Mr Oakhurst is a double outcast, we might say: as well as being exiled from Poker Flat, he is also something of an outsider to his fellow outcasts. Unlike them, he doesn’t drink, and he has a philosophical outlook which the other outcasts don’t share. His pragmatism dovetails with Simson’s naïve simplicity: it comes as little surprise that Simson lost at poker to Oakhurst.

At the same time, both of their ‘lies’ help to sustain the group when they become snowed in. Oakhurst knows that Uncle Billy stole the mules and deserted them, but he is canny enough to know that feeding Simson and Piney a more hopeful lie will be more judicious than telling them the unpalatable truth. By the same token, Simson’s naïve belief that the snow will soon clear proves as infectious as Oakhurst’s ‘calm’. This, too, is a lie, but it’s a lie whose untruth Simson himself is oblivious to.

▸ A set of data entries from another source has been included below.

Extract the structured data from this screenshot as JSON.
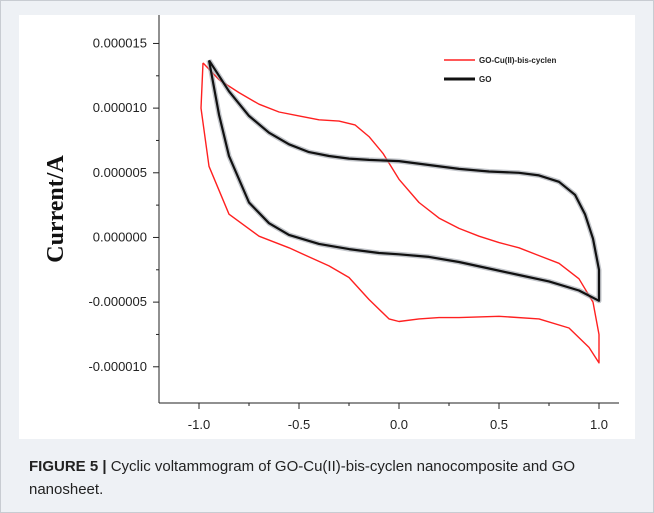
{
  "caption": {
    "label": "FIGURE 5 |",
    "text": " Cyclic voltammogram of GO-Cu(II)-bis-cyclen nanocomposite and GO nanosheet."
  },
  "chart_data": {
    "type": "line",
    "title": "",
    "xlabel": "",
    "ylabel": "Current/A",
    "xlim": [
      -1.2,
      1.1
    ],
    "ylim": [
      -1.28e-05,
      1.72e-05
    ],
    "x_ticks": [
      "-1.0",
      "-0.5",
      "0.0",
      "0.5",
      "1.0"
    ],
    "x_tick_values": [
      -1.0,
      -0.5,
      0.0,
      0.5,
      1.0
    ],
    "y_ticks": [
      "0.000015",
      "0.000010",
      "0.000005",
      "0.000000",
      "-0.000005",
      "-0.000010"
    ],
    "y_tick_values": [
      1.5e-05,
      1e-05,
      5e-06,
      0.0,
      -5e-06,
      -1e-05
    ],
    "grid": false,
    "legend_position": "top-right",
    "series": [
      {
        "name": "GO-Cu(II)-bis-cyclen",
        "color": "#ff2020",
        "x": [
          -0.98,
          -0.9,
          -0.8,
          -0.7,
          -0.6,
          -0.5,
          -0.4,
          -0.3,
          -0.22,
          -0.15,
          -0.08,
          0.0,
          0.1,
          0.2,
          0.3,
          0.4,
          0.5,
          0.6,
          0.7,
          0.8,
          0.9,
          0.97,
          1.0,
          1.0,
          0.95,
          0.85,
          0.7,
          0.5,
          0.3,
          0.2,
          0.1,
          0.0,
          -0.05,
          -0.15,
          -0.25,
          -0.35,
          -0.45,
          -0.55,
          -0.7,
          -0.85,
          -0.95,
          -0.99,
          -0.98
        ],
        "y": [
          1.35e-05,
          1.22e-05,
          1.12e-05,
          1.03e-05,
          9.7e-06,
          9.4e-06,
          9.1e-06,
          9e-06,
          8.7e-06,
          7.8e-06,
          6.5e-06,
          4.5e-06,
          2.7e-06,
          1.5e-06,
          7e-07,
          1e-07,
          -4e-07,
          -8e-07,
          -1.4e-06,
          -2e-06,
          -3.2e-06,
          -5e-06,
          -7.5e-06,
          -9.7e-06,
          -8.5e-06,
          -7e-06,
          -6.3e-06,
          -6.1e-06,
          -6.2e-06,
          -6.2e-06,
          -6.3e-06,
          -6.5e-06,
          -6.3e-06,
          -4.8e-06,
          -3.1e-06,
          -2.2e-06,
          -1.5e-06,
          -8e-07,
          1e-07,
          1.8e-06,
          5.5e-06,
          1e-05,
          1.35e-05
        ]
      },
      {
        "name": "GO",
        "color": "#111111",
        "x": [
          -0.95,
          -0.85,
          -0.75,
          -0.65,
          -0.55,
          -0.45,
          -0.35,
          -0.25,
          -0.15,
          0.0,
          0.15,
          0.3,
          0.45,
          0.6,
          0.7,
          0.8,
          0.88,
          0.93,
          0.97,
          1.0,
          1.0,
          0.9,
          0.75,
          0.6,
          0.45,
          0.3,
          0.15,
          0.0,
          -0.1,
          -0.25,
          -0.4,
          -0.55,
          -0.65,
          -0.75,
          -0.85,
          -0.9,
          -0.95
        ],
        "y": [
          1.37e-05,
          1.13e-05,
          9.4e-06,
          8.1e-06,
          7.2e-06,
          6.6e-06,
          6.3e-06,
          6.1e-06,
          6e-06,
          5.9e-06,
          5.6e-06,
          5.3e-06,
          5.1e-06,
          5e-06,
          4.8e-06,
          4.3e-06,
          3.3e-06,
          1.8e-06,
          -1e-07,
          -2.5e-06,
          -4.9e-06,
          -4.1e-06,
          -3.4e-06,
          -2.9e-06,
          -2.4e-06,
          -1.9e-06,
          -1.5e-06,
          -1.3e-06,
          -1.2e-06,
          -9e-07,
          -5e-07,
          2e-07,
          1.1e-06,
          2.7e-06,
          6.3e-06,
          9.5e-06,
          1.37e-05
        ]
      }
    ]
  }
}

At the end of ‘The Outcasts of Poker Flat’, too, Harte invites us to have sympathy for a group of people who have lived – and died – outside the boundaries of conventional society, but who are fundamentally good. Note the symbolism at the end of the story, when the search party arrives and discovers the bodies of Piney and the Duchess:

And when pitying fingers brushed the snow from their wan faces, you could scarcely have told from the equal peace that dwelt upon them, which was she that had sinned. Even the law of Poker Flat recognized this, and turned away, leaving them still locked in each other’s arms.

Since ‘wan’ means ‘pale’ or ‘white’, the two women are as white as the snow that has killed them: even the Duchess’s sins, we might say, have been washed as white as snow, as the searchers leave the two women in their final embrace and their ‘equal peace’.